The first weeks were difficult. Both women and children couldn’t sleep at night, screaming and having panic attacks whenever they heard the sound of stray dogs roaming through the graveyard. 

Ahmad had to dig a hole for the family to set up a septic tank — an unforgettable and unsettling experience.

“Every time I dug deep into the ground, I found either bones or corpses of dead people; it seemed that there were old graves that had lost their gravestones. I had to do it several times to finally find an empty hole for my bathroom,” Ahmad recalled.

A moldy smell permeates their plastic tents, forcing them to spend most of their time outside, exposed to visitors’ gaze as if they were in a zoo. The lack of privacy is further compounded by people coming to visit the tombs of their relatives buried where the Allouh family’s tents are set up.

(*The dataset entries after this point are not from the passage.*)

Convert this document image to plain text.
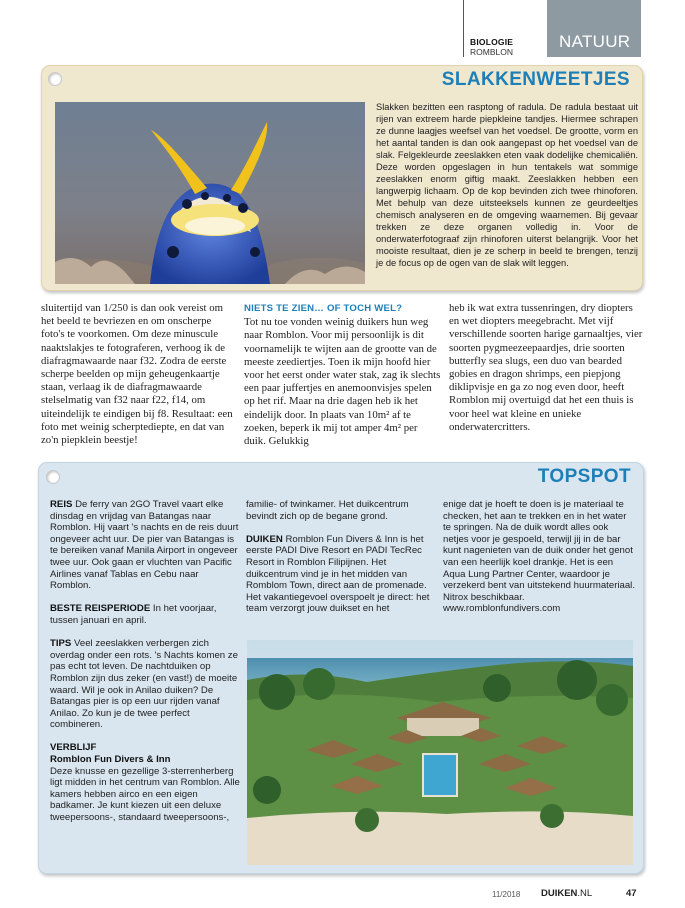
BIOLOGIE
ROMBLON
NATUUR
SLAKKENWEETJES
Slakken bezitten een rasptong of radula. De radula bestaat uit rijen van extreem harde piepkleine tandjes. Hiermee schrapen ze dunne laagjes weefsel van het voedsel. De grootte, vorm en het aantal tanden is dan ook aangepast op het voedsel van de slak. Felgekleurde zeeslakken eten vaak dodelijke chemicaliën. Deze worden opgeslagen in hun tentakels wat sommige zeeslakken enorm giftig maakt. Zeeslakken hebben een langwerpig lichaam. Op de kop bevinden zich twee rhinoforen. Met behulp van deze uitsteeksels kunnen ze geurdeeltjes chemisch analyseren en de omgeving waarnemen. Bij gevaar trekken ze deze organen volledig in. Voor de onderwaterfotograaf zijn rhinoforen uiterst belangrijk. Voor het mooiste resultaat, dien je ze scherp in beeld te brengen, tenzij je de focus op de ogen van de slak wilt leggen.
sluitertijd van 1/250 is dan ook vereist om het beeld te bevriezen en om onscherpe foto's te voorkomen. Om deze minuscule naaktslakjes te fotograferen, verhoog ik de diafragmawaarde naar f32. Zodra de eerste scherpe beelden op mijn geheugenkaartje staan, verlaag ik de diafragmawaarde stelselmatig van f32 naar f22, f14, om uiteindelijk te eindigen bij f8. Resultaat: een foto met weinig scherptediepte, en dat van zo'n piepklein beestje!
NIETS TE ZIEN… OF TOCH WEL?
Tot nu toe vonden weinig duikers hun weg naar Romblon. Voor mij persoonlijk is dit voornamelijk te wijten aan de grootte van de meeste zeediertjes. Toen ik mijn hoofd hier voor het eerst onder water stak, zag ik slechts een paar juffertjes en anemoonvisjes spelen op het rif. Maar na drie dagen heb ik het eindelijk door. In plaats van 10m² af te zoeken, beperk ik mij tot amper 4m² per duik. Gelukkig
heb ik wat extra tussenringen, dry diopters en wet diopters meegebracht. Met vijf verschillende soorten harige garnaaltjes, vier soorten pygmeezeepaardjes, drie soorten butterfly sea slugs, een duo van bearded gobies en dragon shrimps, een piepjong diklipvisje en ga zo nog even door, heeft Romblon mij overtuigd dat het een thuis is voor heel wat kleine en unieke onderwatercritters.
TOPSPOT

REIS De ferry van 2GO Travel vaart elke dinsdag en vrijdag van Batangas naar Romblon. Hij vaart 's nachts en de reis duurt ongeveer acht uur. De pier van Batangas is te bereiken vanaf Manila Airport in ongeveer twee uur. Ook gaan er vluchten van Pacific Airlines vanaf Tablas en Cebu naar Romblon.

BESTE REISPERIODE In het voorjaar, tussen januari en april.

TIPS Veel zeeslakken verbergen zich overdag onder een rots. 's Nachts komen ze pas echt tot leven. De nachtduiken op Romblon zijn dus zeker (en vast!) de moeite waard. Wil je ook in Anilao duiken? De Batangas pier is op een uur rijden vanaf Anilao. Zo kun je de twee perfect combineren.

VERBLIJF
Romblon Fun Divers & Inn
Deze knusse en gezellige 3-sterrenherberg ligt midden in het centrum van Romblon. Alle kamers hebben airco en een eigen badkamer. Je kunt kiezen uit een deluxe tweepersoons-, standaard tweepersoons-,

familie- of twinkamer. Het duikcentrum bevindt zich op de begane grond.

DUIKEN Romblon Fun Divers & Inn is het eerste PADI Dive Resort en PADI TecRec Resort in Romblon Filipijnen. Het duikcentrum vind je in het midden van Romblom Town, direct aan de promenade. Het vakantiegevoel overspoelt je direct: het team verzorgt jouw duikset en het

enige dat je hoeft te doen is je materiaal te checken, het aan te trekken en in het water te springen. Na de duik wordt alles ook netjes voor je gespoeld, terwijl jij in de bar kunt nagenieten van de duik onder het genot van een heerlijk koel drankje. Het is een Aqua Lung Partner Center, waardoor je verzekerd bent van uitstekend huurmateriaal. Nitrox beschikbaar. www.romblonfundivers.com

11/2018 DUIKEN.NL	47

Mourning relatives come frequently, asking to be left alone in the tent to grieve.

The family squeezes all their daily tasks — cooking on the fire, washing the dishes, and doing the laundry by hand — in the narrow alleys between tombs.

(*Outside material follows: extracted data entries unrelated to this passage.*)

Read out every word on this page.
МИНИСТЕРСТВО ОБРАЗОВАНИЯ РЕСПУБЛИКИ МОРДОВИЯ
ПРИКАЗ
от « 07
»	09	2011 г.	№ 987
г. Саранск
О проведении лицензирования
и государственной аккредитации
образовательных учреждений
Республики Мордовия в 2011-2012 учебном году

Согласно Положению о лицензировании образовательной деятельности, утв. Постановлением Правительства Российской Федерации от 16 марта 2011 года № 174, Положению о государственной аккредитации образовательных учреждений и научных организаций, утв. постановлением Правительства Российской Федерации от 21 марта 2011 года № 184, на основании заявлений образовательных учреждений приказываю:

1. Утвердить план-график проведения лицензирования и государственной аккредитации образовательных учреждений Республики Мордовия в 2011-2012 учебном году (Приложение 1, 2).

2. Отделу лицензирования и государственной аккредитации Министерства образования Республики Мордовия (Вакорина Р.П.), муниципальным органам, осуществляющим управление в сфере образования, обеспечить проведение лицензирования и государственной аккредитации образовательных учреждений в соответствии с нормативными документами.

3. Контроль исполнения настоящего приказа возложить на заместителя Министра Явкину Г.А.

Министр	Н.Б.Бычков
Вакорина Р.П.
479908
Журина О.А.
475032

“Imagine yourself washing the dishes when men suddenly bring a dead body and start digging to bury it just next to you while you are working and watching calmly,” said Aya, Ahmad’s sister-in-law, describing a situation she witnessed herself.

A controversial refuge

The family’s decision to relocate to the cemetery has caused controversy among many fellow displaced Palestinians.

“A word can either warm your heart or shed your tears,” said Amna, Ahmad’s mother. The family faces two kinds of visitors to the cemetery. The sympathetic ones support them with warm words, looks, and prayers, wishing them a better life and expressing understanding for their decision to live in such a place.

However, most people are shocked by their living situation and react aggressively, the family said. Some relatives of those buried in the graves near or close to the tents have ordered the Allouhs to keep the graves and their surroundings clean at all times, even if they didn’t cause the mess there, and have forbidden them from coming any closer to them, not even to sit. They also sometimes shout and threaten to throw the family out of the cemetery if they don’t obey their orders.

Whenever the Allouh family thinks about their life and the ancestors beneath them, it hurts them too.

“We feel dead just like our ancestors because our lives lack the necessities to live decently,” Ahmad said. “The only difference is that our forebears are under the ground, and we are above it.”

The Allouh family had been waiting on tenterhooks for the announcement of the ceasefire on January 19, with the hope that they could soon return to their bombed-out house. 

Until then, they decided to stay at Ansar cemetery until they could either return home or find a new place to live. The only relief they have found during the ceasefire is simply the respite from airstrikes and the sound of bombs.

The ancestors resting in their tombs, meanwhile, have nothing to fear.